Arlene Foster has said it is possible that an important segment of her sworn evidence to the RHI Inquiry is “wrong”, relating to when she was told about the belief that her Spad delayed RHI cost controls.
The DUP leader’s admission comes in one of 45 new witness statements which the inquiry published last night ahead of its final oral hearings next week.
In October, senior Stormont civil servant Andrew McCormick told the inquiry that Mrs Foster’s account of what happened on the night of Stephen Nolan’s seminal interview with the DUP leader where she responded to Jonathan Bell’s allegations simply could not be accurate.
Under pressure from the BBC man’s questioning in December 2016, the then-First Minister told the public that she had “no idea” why cost controls on the out-of-control RHI scheme had been delayed.
The inquiry has heard several pieces of evidence which show that her closest advisers – who spent hours preparing her for the huge interview – had been told by Dr McCormick of the allegation that it was her special adviser (Spad) Andrew Crawford who had worked in the shadows to delay cost controls.
However, Mrs Foster’s version of events – which like Dr McCormick’s evidence was given under oath – was that Dr McCormick had never said that directly to her until after the interview during a conversation which she seemed to recall clearly, describing his demeanour as “sheepish”.
Her account was endorsed by DUP minister Simon Hamilton, who was also in Stormont Castle that night.
However, Dr McCormick said that if that conversation did occur it could not have been after the recording – and therefore would have to have been before Mrs Foster told the public she had “no idea” why cost controls were delayed. He set out in detail how and why he had left Stormont before the interview even began and did not speak to Mrs Foster over the following days.
Now Mrs Foster has rowed back from what she told the inquiry, saying in a fresh written statement that Dr McCormick may be correct – but even if he is, she stands over her claim at the time that she had “no idea” why cost controls were delayed. She said: “Given the febrile atmosphere...it is possible that I am wrong about the sequencing of Dr McCormick telling me his view that Dr Crawford delayed the scheme.
“However, regardless of when Dr McCormick’s belief was communicated to me, I was already aware of the contents of Dr Crawford’s emails and would have taken the view that there was insufficient evidence at that time to draw any conclusions about the reasons for delay in the scheme, hence my reply to Mr Nolan that ‘I had no idea’.
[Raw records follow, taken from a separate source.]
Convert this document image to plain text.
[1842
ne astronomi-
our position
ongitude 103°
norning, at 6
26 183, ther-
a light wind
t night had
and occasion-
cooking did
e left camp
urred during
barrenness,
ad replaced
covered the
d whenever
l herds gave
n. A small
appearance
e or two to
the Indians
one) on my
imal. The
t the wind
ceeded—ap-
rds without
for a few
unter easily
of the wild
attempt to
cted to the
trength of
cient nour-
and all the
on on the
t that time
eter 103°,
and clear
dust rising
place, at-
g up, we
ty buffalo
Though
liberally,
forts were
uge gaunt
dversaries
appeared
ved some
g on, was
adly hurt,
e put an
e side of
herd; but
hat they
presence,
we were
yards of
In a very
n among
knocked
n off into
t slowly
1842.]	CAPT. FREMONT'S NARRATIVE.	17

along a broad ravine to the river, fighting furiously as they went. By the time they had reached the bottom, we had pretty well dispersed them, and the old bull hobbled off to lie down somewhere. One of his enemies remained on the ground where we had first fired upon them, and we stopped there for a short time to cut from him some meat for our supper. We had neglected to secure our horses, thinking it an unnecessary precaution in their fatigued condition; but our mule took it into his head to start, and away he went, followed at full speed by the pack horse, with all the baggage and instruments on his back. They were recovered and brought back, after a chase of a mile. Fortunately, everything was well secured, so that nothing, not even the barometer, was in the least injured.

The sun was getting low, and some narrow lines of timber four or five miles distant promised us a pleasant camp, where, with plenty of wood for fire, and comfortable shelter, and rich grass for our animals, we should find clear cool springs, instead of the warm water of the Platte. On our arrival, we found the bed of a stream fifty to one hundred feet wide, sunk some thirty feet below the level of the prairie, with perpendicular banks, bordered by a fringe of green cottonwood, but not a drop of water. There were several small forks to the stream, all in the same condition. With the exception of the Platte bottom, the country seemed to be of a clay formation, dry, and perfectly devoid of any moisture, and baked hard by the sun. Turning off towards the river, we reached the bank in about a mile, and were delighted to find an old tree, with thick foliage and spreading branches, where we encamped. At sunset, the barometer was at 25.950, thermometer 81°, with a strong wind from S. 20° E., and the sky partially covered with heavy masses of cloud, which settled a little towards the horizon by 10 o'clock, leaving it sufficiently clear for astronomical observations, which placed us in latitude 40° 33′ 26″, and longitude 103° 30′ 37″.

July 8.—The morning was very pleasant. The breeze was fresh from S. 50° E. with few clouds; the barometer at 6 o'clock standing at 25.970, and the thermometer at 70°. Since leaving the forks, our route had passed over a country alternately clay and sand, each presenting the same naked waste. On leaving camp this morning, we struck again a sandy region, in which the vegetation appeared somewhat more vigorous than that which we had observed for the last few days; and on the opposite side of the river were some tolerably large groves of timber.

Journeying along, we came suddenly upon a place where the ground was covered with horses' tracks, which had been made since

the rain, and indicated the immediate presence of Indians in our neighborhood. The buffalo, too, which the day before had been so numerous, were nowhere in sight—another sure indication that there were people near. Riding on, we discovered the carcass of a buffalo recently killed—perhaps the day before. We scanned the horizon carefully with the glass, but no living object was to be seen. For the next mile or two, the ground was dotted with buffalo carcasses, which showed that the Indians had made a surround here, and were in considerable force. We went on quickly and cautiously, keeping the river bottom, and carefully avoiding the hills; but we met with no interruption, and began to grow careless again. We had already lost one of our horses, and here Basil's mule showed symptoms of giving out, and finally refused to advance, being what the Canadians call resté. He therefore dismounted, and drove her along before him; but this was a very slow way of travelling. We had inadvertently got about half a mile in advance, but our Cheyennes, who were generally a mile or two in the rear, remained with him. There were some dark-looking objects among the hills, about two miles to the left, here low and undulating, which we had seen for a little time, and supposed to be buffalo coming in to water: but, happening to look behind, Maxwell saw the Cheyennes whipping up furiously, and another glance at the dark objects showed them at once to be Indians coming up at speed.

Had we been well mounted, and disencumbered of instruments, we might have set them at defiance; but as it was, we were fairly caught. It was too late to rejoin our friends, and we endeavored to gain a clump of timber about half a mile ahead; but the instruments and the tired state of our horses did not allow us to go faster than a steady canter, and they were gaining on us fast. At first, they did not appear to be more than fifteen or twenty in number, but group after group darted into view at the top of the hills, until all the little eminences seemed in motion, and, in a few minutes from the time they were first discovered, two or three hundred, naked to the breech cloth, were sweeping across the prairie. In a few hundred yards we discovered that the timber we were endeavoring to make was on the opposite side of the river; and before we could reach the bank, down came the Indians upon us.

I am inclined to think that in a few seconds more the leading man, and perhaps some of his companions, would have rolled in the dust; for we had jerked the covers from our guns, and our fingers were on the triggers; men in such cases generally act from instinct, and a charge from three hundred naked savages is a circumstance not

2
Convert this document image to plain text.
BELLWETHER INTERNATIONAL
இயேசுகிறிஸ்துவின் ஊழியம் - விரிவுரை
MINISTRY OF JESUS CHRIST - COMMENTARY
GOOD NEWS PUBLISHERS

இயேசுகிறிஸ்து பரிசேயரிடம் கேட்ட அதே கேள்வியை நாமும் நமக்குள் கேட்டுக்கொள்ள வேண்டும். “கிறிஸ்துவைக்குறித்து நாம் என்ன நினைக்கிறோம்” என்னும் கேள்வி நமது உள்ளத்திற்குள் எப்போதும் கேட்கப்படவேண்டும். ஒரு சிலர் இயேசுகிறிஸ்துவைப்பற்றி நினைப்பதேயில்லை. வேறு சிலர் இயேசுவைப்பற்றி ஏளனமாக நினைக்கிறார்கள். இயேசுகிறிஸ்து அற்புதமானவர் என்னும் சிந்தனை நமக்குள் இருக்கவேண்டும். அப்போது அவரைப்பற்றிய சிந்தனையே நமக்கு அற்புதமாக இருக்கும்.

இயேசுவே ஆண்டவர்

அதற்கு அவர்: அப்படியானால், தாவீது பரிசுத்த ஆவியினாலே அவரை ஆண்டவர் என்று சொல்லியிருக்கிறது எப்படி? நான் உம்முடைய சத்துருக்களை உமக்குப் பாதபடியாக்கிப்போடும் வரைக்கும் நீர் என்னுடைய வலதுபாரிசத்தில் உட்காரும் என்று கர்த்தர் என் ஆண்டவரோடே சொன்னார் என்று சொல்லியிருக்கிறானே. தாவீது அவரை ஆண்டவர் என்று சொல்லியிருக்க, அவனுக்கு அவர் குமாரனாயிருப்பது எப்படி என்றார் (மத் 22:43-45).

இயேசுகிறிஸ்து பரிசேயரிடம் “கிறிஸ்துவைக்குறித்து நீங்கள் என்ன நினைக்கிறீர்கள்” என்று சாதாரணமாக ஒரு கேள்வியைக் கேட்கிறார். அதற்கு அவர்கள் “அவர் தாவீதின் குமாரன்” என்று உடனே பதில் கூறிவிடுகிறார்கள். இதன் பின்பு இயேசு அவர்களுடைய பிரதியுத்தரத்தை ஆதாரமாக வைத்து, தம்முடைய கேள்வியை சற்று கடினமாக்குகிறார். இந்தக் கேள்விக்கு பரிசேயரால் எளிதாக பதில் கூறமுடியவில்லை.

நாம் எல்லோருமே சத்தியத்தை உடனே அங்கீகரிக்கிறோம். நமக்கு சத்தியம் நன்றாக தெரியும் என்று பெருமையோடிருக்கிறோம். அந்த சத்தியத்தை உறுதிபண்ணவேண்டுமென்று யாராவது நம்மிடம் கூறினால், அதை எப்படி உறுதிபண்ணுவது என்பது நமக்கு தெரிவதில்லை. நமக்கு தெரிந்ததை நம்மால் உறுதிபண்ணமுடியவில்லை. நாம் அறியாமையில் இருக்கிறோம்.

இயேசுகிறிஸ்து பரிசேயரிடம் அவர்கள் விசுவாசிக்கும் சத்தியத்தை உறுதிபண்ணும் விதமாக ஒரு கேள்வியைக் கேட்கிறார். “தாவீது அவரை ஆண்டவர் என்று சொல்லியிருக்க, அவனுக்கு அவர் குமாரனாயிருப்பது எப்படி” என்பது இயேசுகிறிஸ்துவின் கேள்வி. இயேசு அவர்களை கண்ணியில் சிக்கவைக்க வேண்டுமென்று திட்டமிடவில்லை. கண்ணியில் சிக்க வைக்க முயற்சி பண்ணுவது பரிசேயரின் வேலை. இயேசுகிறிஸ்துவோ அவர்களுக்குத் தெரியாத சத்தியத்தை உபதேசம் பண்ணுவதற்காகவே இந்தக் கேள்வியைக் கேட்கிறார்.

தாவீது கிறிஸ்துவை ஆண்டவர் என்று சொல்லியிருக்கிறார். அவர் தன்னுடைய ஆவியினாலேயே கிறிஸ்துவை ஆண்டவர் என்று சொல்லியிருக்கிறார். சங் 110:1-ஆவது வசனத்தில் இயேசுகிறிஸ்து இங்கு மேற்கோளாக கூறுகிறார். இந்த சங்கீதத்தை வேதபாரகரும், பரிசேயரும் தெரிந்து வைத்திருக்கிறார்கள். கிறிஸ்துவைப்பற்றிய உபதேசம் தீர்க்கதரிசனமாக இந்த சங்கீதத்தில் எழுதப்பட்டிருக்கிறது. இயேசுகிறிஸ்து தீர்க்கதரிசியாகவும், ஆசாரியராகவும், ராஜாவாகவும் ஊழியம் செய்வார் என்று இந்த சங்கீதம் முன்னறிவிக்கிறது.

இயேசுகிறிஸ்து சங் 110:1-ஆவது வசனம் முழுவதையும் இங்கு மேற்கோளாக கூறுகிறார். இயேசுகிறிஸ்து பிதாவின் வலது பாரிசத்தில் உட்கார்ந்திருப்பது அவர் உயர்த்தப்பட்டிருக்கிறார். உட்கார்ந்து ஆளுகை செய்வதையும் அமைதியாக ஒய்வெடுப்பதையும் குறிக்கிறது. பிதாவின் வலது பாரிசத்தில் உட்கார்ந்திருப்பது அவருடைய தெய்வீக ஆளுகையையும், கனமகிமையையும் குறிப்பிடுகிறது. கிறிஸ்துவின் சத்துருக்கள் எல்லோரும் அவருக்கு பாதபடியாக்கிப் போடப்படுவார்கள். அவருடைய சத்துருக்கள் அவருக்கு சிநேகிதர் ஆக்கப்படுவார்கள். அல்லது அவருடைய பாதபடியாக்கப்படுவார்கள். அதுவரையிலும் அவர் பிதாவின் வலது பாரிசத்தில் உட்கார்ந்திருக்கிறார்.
“I would not have voiced publicly an unsubstantiated comment of that nature. Indeed, I remain of the view that to repeat this unsubstantiated allegation to Mr Nolan, particularly in the circumstances that prevailed at the time, would have been inappropriate.
“I did have no idea as to the facts of what took place and therefore I do not believe that my reply to Mr Nolan was contrary to the principle of openness within the seven principles of public life.”
Dr Crawford has also taken issue with a claim from Dr McCormick that the DUP spad told him at a dinner in October 2016 that he thought RHI funding was coming from the Treasury and therefore it was possible to “fill our boots”.
Dr Crawford said: “This statement is not true. At no time did I make this or any similar comment, I believe that Dr McCormick made this misleading and inaccurate comment to deflect any criticism of his role in relation to the RHI scheme and this has resulted in a great deal of negative publicity towards myself.”
Dr Crawford pointed out that Dr McCormick had been asked about the conversation on several occasions by the inquiry and had not used the phrase “fill our boots” until his final appearance before the inquiry.
In oral evidence to the inquiry Dr Crawford had been asked about the conversation and said that he could not recall what had been said.
But in a statement to the inquiry last month Dr Crawford said that he now believed the conversation could not have been at the October 2016 dinner because he does not believe he attended it.
However, when the inquiry put fresh evidence to Dr Crawford, in a fresh statement on Tuesday he accepted: “It appears I did in fact attend the 2016 NIFDA dinner.
“I did not remember having done so and am grateful to the inquiry for giving me the opportunity to correct the evidence in my last statement on the issue.”